Phil, here are some more information form the 10Q:
>>Advertising purchases by SOFTBANK, a 30% shareholder of the Company at September 30, 1998, and its related companies accounted for approximately 8% and 4% of net revenues in the three and nine month periods ended September 30, 1998 as compared to 4% and 5% in the corresponding periods in fiscal 1997. Contracted prices on these orders are comparable to those given to other major customers of the Company. There can be no assurance that customers will continue to purchase advertising on the Company's Web pages, that advertisers will not make smaller and shorter term purchases, or that market prices for Web-based advertising will not decrease due to competitive or other factors. Additionally, while the Company had experienced strong revenue growth during the first three quarters of 1998, management does not believe that this level of revenue growth will be sustained in future periods.<<
>>the Company expects its effective tax rate, before the effect of the non-deductible charge of $44,100,000 for acquired in-process research and development, will approximate 25% for fiscal year 1998. Before the effect of this charge, the tax rate was approximately 25% for the quarter and nine months ended September 30, 1998. This rate is lower than the statutory U.S. federal rate due primarily to the utilization of net operating loss carryforwards<<
Keep in mind these will disappear and the effective tax rate will increase. A negative impact on future growth.
>>- our ability to continue to develop and extend the Yahoo! brand; - our ability to develop new media properties; - our ability to maintain and increase the levels of traffic on Yahoo! properties; - our development or acquisition of services or products equal or superior to those of our competitors; - the adoption by the market of the Web as an advertising medium; - the successful sale of Web-based advertising by our internal sales force; - relative price stability for Web-based advertising, despite competition and other factors that could reduce market prices for advertising; - our ability to effectively generate revenues through sponsored services and placements in Yahoo! properties;
- our ability to effectively integrate the technology and operations of businesses or technologies we have acquired; - our ability to successfully develop and offer personalized Web-based services, such as e-mail services, to consumers without errors or interruptions in service; and - our ability to continue to identify, attract, retain and motivate qualified personnel.
We may not be successful in implementing our growth plan.<<
Typical warnings, but one which appears to go unheeded.
>>In addition, we believe that period-to-period comparisons of our operating results are not meaningful. You should not rely on the results for any period as an indication of future performance. In particular, although we experienced strong revenue growth during the first nine months of 1998, we do not believe that this level of revenue growth will be sustained in future periods. We currently expect that our operating expenses will continue to increase significantly as we expand our sales and marketing operations, continue to develop and extend the Yahoo! brand, fund greater levels of product development, develop and commercialize additional media properties, and acquire complementary businesses and technologies. As a result, we may experience significant losses on a quarterly and annual basis.<<
Read the above carefully. Growth WILL NOT continue at recent levels. But the price of the stock appears to ignor this fact.

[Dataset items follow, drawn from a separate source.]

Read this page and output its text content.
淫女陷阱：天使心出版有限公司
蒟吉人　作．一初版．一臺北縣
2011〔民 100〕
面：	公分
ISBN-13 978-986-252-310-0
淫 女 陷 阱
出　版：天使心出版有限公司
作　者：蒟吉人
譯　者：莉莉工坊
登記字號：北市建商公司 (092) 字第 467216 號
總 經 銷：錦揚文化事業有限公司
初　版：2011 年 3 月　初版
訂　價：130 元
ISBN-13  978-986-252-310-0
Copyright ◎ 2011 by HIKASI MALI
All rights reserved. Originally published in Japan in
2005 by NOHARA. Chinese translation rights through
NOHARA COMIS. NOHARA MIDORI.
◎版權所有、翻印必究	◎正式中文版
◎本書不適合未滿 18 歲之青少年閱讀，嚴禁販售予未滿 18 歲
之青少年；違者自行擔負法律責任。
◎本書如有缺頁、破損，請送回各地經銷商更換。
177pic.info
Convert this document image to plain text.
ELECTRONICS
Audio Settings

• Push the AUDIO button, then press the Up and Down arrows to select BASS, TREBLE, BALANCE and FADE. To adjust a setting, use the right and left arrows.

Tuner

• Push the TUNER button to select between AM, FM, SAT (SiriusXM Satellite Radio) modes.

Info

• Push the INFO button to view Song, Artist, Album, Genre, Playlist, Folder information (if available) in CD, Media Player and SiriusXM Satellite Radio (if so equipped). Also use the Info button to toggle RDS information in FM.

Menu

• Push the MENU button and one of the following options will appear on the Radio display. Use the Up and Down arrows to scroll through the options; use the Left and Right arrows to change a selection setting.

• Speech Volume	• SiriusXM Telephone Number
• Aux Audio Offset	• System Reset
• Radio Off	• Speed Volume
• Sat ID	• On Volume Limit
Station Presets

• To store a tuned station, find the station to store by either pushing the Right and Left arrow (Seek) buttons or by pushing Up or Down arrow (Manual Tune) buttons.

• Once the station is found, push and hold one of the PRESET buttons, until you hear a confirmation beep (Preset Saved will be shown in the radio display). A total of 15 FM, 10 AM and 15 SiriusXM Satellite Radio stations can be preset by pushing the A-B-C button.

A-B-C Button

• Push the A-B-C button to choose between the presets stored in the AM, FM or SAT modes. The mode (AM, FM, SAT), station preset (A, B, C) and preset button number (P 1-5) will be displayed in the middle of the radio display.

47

>>As a strategic response to changes in the competitive environment, we may from time to time make certain pricing, service or marketing decisions that may adversely affect our profitability in a given quarterly or annual period.<<
Yahoo appears to be concerned about competition, but not their shareholders.
>>Our advertising revenue is subject to seasonal fluctuations. Historically, advertisers have spent less in the first and third calendar quarters. The level of use of our online properties is also seasonal. User traffic on Yahoo! online media properties has historically been lower during the summer and during year-end vacation and holiday periods.<<
Expect the quarter we are currently finishing up to be a good one, but next quarter??
>>The market for Internet products and services is highly competitive. There are no substantial barriers to entry in these markets, and we expect that competition will continue to intensify. Negative competitive developments could have a material adverse effect on our business and on the trading price of our stock.<<
More about competition. And notice what they say about barriers to entry.
>>COMPETITION FOR ADVERTISING EXPENDITURES. We compete with online services, other website operators and advertising networks, as well as traditional offline media such as television, radio and print for a share of advertisers' total advertising budgets. We believe that the number of companies selling Web-based advertising and the available inventory of advertising space has recently increased substantially. Accordingly, we may face increased pricing pressure for the sale of advertisements, which could reduce our advertising revenues. In addition, our sales may be adversely affected to the extent that our competitors offer superior advertising services that better target users or provide better reporting of advertising results.<<
Possible pressure on advertising revenues.
Enough now. If you haven't read this document, you should. It raises many of the issues I have in greater detail. They could work all the issues out, but if they slip anywhere, just what do you think the expectations are of those buying or holding shares at $200+?